Wave Particles et cetera

This software project is an adaptation of Wave particles, a method introduced by Cem Yuksel in 2007. To show that the algorithm accounts for reflections at shorelines, the animation features a narrow river/canal. However, as you can see, my immitation does not achieve the same degree of realism and graphical sophistication:

Additionally, I experimented and incorporated the following techniques into the project:

Similar to the 3D animation I made earlier, the user can control all the entities: Helicopter, hornet, catamaran, tugboat, and turrets.

Boat in canyon (as in video), source code (C++) * wavepart_1st.zip 3.5 MB
Multivehicle animation, modelling, source code (C++) * wavepart.zip 4.6 MB
* Credits: threads using pthreads library incorporated together with James Cosford, 3d models adapted from 3D Warehouse, textures from cgtextures, sounds from findsounds.

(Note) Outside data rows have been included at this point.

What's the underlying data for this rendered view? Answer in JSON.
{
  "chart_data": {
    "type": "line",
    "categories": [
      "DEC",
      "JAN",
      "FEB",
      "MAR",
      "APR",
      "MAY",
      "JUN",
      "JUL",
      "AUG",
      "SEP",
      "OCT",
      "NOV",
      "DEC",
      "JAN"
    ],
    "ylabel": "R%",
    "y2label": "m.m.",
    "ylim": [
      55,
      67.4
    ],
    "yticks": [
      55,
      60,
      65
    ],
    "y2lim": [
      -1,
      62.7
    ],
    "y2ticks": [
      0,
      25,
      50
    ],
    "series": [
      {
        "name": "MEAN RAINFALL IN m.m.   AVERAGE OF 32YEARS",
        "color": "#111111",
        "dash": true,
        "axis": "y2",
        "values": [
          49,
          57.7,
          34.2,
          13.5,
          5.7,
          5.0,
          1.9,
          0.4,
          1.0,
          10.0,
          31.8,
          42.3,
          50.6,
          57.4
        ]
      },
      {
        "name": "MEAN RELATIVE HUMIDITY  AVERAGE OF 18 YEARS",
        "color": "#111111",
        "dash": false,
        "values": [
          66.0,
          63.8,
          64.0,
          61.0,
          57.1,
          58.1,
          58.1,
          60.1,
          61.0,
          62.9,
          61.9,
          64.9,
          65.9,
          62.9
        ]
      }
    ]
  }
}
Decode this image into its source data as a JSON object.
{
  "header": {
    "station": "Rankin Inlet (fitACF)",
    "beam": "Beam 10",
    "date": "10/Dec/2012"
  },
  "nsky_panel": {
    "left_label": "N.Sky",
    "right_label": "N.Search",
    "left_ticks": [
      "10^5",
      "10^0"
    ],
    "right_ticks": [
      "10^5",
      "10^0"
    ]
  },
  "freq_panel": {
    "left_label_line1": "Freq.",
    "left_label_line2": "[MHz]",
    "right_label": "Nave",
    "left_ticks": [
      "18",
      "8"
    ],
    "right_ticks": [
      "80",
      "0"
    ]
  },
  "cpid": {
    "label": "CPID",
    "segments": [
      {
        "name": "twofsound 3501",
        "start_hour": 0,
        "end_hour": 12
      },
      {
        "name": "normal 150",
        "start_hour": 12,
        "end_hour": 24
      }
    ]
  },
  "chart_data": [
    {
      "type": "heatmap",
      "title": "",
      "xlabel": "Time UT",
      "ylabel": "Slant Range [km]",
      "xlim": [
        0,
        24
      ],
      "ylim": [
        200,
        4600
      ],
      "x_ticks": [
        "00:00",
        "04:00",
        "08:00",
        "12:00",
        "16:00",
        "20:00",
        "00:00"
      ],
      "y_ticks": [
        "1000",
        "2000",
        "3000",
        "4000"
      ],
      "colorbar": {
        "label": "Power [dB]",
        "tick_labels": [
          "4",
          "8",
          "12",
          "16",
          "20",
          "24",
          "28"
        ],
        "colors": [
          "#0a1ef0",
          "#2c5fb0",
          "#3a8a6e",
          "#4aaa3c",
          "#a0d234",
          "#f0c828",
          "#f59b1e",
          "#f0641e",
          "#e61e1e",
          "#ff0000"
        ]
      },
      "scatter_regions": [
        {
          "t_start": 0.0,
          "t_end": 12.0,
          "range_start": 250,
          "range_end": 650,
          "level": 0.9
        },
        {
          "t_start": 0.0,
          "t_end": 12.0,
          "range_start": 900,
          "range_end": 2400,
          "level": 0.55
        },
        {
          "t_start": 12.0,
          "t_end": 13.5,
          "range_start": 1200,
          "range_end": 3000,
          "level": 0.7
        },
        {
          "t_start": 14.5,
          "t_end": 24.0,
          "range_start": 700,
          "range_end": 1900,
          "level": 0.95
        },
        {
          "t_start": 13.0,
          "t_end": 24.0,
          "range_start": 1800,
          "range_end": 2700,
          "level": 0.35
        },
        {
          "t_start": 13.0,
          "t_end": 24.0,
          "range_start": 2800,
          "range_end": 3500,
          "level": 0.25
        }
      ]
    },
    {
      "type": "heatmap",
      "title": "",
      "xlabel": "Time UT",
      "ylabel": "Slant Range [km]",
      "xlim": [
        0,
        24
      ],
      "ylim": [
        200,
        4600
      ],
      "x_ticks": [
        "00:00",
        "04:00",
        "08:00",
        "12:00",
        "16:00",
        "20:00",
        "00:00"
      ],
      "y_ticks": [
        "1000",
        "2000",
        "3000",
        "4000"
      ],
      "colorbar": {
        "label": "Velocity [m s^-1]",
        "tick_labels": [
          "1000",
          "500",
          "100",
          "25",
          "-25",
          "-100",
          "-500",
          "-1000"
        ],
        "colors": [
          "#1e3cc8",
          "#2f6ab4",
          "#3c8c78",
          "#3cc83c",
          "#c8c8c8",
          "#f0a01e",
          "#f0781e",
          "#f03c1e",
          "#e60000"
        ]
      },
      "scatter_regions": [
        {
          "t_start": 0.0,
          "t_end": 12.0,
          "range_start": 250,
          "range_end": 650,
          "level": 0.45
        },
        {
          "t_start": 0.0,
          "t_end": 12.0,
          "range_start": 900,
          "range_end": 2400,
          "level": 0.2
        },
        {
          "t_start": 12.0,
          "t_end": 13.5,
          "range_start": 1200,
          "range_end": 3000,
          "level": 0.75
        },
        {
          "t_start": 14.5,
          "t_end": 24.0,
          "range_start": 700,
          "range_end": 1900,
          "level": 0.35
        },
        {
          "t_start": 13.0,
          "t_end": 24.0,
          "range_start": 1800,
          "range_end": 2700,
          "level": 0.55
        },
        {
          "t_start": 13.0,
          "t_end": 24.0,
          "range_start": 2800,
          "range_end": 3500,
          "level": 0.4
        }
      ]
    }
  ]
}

Faith is believin' what you know ain't so.
Samuel Langhorne Clemens

Catamaran

Cut mesh, friction forces, edge network

My implementation of Wave particles deviates from the suggestions by Cem Yuksel in several aspects:

• A particle subdivision results in 2 new particles (instead of 3).

• For every partially submerged object, I compute the cut of the surface mesh along the plane that approximates the wave height underneath the object. The cut is a mesh that contains the submerged surface of the floating object including an edge network along the boundary at water surface level. The buoyancy is determined by the volume of the cut mesh, and applied as a force at the center of gravity of the cut mesh. The surface of the cut mesh determines the friction, as the object glides through the water. We simply iterate over the triangles and quads of the cut mesh. The curve network of the cut mesh determines where new wave particles are emitted. (Cem Yuksel original suggestion was to project the 3D semi-submerged object onto a 2D grid and then iteratively determine the boundary of the object, in order to prevent particle generation underneath the object.)

Shortcomings of my implementation: no outsourcing to GPU, no shading to render the water surface, no wicked timetable to sort the subdivision and reflection events.


View from turret

The grass and bushes are rendered as sprites. During the initialization of the game, the locations of these sprites are distributed using blue noise in 2D, which guarantees a minimum distance between neighboring sprites.

During gameplay, the top vertices of the sprites are subject to a displacement sampled from Perlin noise. Since the noise function is smooth, the vegetation appears to move in the wind. The semi-transparent sprites are rendered in the descending order of their depth in the camera perspective. Beyong a certain depth threshold, vegetation are faded out or not drawn at all.

Perlin noise is used at two more places in the game: the shape and color or the fireballs and the fluctuation of the helicopter. The implementation of Stefan Gustavson or Perlin and Simplex Noise is used.


Hornet from Halo

In order to display the scene on a 3D monitor, the scene is rendered twice, i.e. from the perspective of each eye. The pseodo code shows how simple it is:

...
glutInitDisplayMode(GLUT_DOUBLE|GLUT_DEPTH|GLUT_RGBA|
                    GLUT_STENCIL|GLUT_STEREO);
...
while (1) {  
  // BEGIN: animation/physics, user control, ...
  ...
  // END: animation/physics, user control, ...
  
  tensor cam=opengl_camera;
  double alp=0.0325;
  double ofs=0.22;
  for (int c0=0;c0<2;++c0) {
    glDrawBuffer(GL_BACK_LEFT+c0);
    tensor<double> eye=tensor<double>::matrix(4,4).as(
                 cos(alp), 0.0, (c0?1:-1)*sin(alp), 0.0,      
                      0.0, 1.0,                0.0, 0.0,      
       (c0?-1:1)*sin(alp), 0.0,           cos(alp), 0.0,      
                      ofs, 0.0,                0.0, 1.0);
    opengl_camera=eye*cam;
    
    // BEGIN: drawing
    ...
    // END: drawing
  }  
  glutSwapBuffers();
} 

If I do not issue commands, the people will behave themselves
if I do not preach but remain silent, the people will find serenity
if I do not meddle, the people will prosper by themselves
if I do not impose my desires, the people will return to simplicity.